The dollar crept up 0.1 percent to 101.48 yen, having pulled back from a low of 101.09 hit late last week when a Malaysian airliner was downed over Ukraine and an Israeli ground offensive in Gaza began.
The euro edged up 0.1 percent to 137.26 yen after crawling back from a five-month trough of 136.71 yen hit late last week.
Against the dollar, the common currency was effectively flat at $1.3524 after recovering from a five-month trough of $1.3491 touched on Friday.
“Geopolitical developments channeled through higher oil prices will remain key theme this week,” said Shinichiro Kadota, chief FX strategist at Barclays Bank in Tokyo.
“Heightened geopolitical risk accompanied by higher oil will help the yen and Swiss franc appreciate while weighing on the Australian and New Zealand dollars. Emerging market currencies from Taiwan, Singapore, Korea, Thailand and India are also vulnerable to higher oil,” he said.
Oil prices have risen as the threat of escalating tension between Russia and the West over the crisis in Ukraine mounted, with U.S. crude surging to a three-week high on Monday.[O/R]
Aside from geopolitical developments, participants kept an eye on the U.S. consumer prices data due at 1230 GMT. Focus was on whether the dollar would react if the data proved strong enough to raise expectations for accelerated monetary tightening by the Federal Reserve.

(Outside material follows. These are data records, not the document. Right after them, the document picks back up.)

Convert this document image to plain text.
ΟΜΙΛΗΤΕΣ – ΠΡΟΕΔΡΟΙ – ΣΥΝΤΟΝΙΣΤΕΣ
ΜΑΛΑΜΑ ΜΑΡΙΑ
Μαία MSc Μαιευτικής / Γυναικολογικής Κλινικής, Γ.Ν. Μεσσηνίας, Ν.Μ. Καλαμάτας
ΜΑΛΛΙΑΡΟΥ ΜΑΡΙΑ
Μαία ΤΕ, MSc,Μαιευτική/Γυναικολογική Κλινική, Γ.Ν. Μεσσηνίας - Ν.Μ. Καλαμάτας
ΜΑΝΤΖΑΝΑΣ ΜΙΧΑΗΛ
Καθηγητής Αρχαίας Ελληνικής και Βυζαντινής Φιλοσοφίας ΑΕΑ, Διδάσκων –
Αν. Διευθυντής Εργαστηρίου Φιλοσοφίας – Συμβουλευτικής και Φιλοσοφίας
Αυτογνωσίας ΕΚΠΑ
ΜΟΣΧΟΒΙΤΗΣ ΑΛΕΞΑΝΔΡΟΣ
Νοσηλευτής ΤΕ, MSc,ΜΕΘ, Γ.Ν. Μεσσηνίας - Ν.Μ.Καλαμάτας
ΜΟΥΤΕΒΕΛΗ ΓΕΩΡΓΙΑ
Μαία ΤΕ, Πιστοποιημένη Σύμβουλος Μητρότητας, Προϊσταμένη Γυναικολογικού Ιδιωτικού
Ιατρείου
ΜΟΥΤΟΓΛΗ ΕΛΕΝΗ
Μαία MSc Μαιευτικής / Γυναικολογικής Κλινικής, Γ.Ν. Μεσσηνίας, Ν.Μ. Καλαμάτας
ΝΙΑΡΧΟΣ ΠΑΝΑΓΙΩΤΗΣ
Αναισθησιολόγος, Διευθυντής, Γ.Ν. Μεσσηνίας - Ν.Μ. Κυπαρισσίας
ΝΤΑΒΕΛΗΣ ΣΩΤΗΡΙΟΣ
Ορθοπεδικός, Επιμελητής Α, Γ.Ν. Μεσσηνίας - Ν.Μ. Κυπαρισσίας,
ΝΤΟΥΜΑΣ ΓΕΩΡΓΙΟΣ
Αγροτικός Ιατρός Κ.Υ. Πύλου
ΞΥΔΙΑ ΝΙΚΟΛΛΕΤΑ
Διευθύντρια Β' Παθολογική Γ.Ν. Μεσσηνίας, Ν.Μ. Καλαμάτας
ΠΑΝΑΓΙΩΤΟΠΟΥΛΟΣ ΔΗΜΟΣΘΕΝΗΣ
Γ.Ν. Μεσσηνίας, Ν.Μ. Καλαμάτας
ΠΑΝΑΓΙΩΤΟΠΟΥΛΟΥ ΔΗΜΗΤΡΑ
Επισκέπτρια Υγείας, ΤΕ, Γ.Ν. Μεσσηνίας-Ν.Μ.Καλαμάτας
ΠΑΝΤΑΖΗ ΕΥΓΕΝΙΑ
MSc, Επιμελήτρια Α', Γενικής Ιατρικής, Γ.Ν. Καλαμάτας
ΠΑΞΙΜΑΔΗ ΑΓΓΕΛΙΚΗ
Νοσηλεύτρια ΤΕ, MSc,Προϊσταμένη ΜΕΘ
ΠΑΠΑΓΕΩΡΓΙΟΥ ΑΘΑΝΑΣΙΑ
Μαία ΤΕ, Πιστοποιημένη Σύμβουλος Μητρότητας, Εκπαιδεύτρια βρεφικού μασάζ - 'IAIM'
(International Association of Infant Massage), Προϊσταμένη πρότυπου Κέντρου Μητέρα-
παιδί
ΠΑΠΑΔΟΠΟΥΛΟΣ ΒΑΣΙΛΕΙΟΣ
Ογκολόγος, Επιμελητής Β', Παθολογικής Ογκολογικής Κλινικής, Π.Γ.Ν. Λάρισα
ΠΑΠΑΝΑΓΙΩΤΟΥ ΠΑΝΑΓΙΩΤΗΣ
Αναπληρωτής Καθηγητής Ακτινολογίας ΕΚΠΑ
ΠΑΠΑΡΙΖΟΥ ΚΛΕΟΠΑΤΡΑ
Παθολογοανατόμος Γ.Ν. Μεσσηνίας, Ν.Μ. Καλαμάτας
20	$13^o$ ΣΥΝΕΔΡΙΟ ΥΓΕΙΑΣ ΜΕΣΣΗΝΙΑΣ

The Labor Department is expected to report that U.S. inflation rose 0.3 percent in June, after rising food prices pushed the index to its biggest increase in more than a year in May.
The Australian dollar was little changed at $0.9368 with Reserve Bank of Australia Governor Glenn Stevens’ speech at 0300 GMT being watched for comments on monetary policy and the Aussie’s current levels.